The couple knew they wanted to own rental properties, and now they had the money to invest. But this time they were going to do things differently. They read the right books (and back issues of New Zealand Property Investor magazine) and made sure their knowledge was sound.
Then they started searching for properties they could purchase that would give them good yields and long-term security.
This was in 2018. In the brief period that they had exited the market prices had soared – they knew they would need to move further afield.
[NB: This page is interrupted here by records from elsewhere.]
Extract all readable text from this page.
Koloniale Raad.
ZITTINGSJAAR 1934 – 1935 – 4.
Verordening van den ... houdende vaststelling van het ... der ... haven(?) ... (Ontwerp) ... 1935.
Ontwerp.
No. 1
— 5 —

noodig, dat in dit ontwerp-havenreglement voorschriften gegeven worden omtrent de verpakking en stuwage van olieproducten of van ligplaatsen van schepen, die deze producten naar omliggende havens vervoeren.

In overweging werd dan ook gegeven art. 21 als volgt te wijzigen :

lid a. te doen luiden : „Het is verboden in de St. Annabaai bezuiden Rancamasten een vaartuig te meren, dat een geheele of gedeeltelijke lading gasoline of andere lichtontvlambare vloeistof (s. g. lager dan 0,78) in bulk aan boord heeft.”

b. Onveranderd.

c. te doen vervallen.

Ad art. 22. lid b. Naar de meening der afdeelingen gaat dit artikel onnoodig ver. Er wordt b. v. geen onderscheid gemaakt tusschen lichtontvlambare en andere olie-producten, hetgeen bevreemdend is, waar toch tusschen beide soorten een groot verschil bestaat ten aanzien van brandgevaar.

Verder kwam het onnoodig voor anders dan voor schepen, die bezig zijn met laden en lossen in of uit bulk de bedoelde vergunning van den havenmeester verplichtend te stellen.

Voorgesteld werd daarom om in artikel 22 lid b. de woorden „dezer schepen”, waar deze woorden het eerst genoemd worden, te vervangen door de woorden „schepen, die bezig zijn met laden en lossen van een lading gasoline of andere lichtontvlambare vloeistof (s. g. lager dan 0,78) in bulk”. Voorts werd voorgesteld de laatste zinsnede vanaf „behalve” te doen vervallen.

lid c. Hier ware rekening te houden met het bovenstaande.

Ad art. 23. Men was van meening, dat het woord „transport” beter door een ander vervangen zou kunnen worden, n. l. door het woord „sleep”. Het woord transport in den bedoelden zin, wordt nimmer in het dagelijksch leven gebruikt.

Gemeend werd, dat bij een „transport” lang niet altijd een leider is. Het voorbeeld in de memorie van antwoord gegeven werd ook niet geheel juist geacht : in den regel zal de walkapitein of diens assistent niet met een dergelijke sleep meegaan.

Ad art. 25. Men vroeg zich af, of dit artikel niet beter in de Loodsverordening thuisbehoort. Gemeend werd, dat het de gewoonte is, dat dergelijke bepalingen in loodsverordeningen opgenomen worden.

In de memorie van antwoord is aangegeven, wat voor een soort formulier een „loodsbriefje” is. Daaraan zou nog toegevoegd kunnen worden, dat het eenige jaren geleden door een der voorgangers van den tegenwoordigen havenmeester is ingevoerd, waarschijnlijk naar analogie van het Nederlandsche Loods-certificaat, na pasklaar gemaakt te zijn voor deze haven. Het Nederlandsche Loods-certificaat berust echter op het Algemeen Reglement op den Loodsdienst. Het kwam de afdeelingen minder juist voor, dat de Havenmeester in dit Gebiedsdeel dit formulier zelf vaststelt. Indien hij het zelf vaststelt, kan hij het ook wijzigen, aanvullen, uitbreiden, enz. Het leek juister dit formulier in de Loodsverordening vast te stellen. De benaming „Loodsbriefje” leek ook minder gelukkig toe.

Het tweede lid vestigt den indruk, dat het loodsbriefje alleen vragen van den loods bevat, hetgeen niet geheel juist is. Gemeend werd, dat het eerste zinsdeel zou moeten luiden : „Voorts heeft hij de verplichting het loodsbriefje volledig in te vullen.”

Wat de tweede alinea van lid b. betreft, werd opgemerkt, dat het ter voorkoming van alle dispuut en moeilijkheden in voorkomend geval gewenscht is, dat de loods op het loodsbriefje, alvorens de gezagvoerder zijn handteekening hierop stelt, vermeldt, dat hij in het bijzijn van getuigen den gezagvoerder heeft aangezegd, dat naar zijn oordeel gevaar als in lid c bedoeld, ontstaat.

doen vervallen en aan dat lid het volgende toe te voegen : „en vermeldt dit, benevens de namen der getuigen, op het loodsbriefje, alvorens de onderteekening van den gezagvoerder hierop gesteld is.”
Rotorua was an option, but there were meth issues with most of the houses they looked at (this was pre-Gluckman) so that put them off.
So they started looking further south, searching for opportunities in Flaxmere on Trade Me and realestate.co.nz
“We also called a property manager in the area, who worked with Oxygen Property, and they really helped us,” says Ben. “She had so much knowledge around values in the area, streets that had gang problems, and she knew who owned places in the district. She was able to also let us know what we could rent properties out for.”
Ten per cent was the aim for yield and they managed to achieve this across the board. The first house they bought in Flaxmere was a tidy two-bedroomed place, which they secured for just $162,000. It’s now worth $420,000 and brings in $320 a week rent.
Another two-bedroom home in the area was bought for $150,000 (they estimate it should have made between $170,000 and $180,000) and it’s now worth $480,000. They bought another home in a private sale for $190,000, and sold the three-bedroom property just after the Covid lockdown in 2020 for $390,000.
They have also purchased another home in Whanganui. In 2018 they were looking online for the cheapest houses out there and discovered a one-bedroom property on the market for $130,000. They agreed to take the tenant on as well; they moved out last year and they completely renovated the house. It’s now valued at $300,000.
Using property managers has really changed the game for the Cooks. They are able to use people with in-depth knowledge of the local market, are up to date with all compliance and RTA requirements, and can manage troublesome tenants.
Recently the couple sold one of the houses to help buy their own home in the Hamilton suburb of Rototuna. They purchased the property for just over $800,000 and completely renovated it. It’s now worth around $1.25 million.
And they have a new baby (Charlie). He was born in 2021 and has kept the couple occupied for the past 10 months. “It’s all a blur,” laughs Ben.
They are always open to new investment opportunities, but they need to find properties that will offer them that 10 per cent yield. They aren’t interested in development, but they are always looking for bargains in the right areas.
“My instinct is that there is going to be a slow-down and that we will be in a flat spot for around four to five years,” says Ben. “We are in no hurry, we have a family and we love it. We realise we are in a really good place.”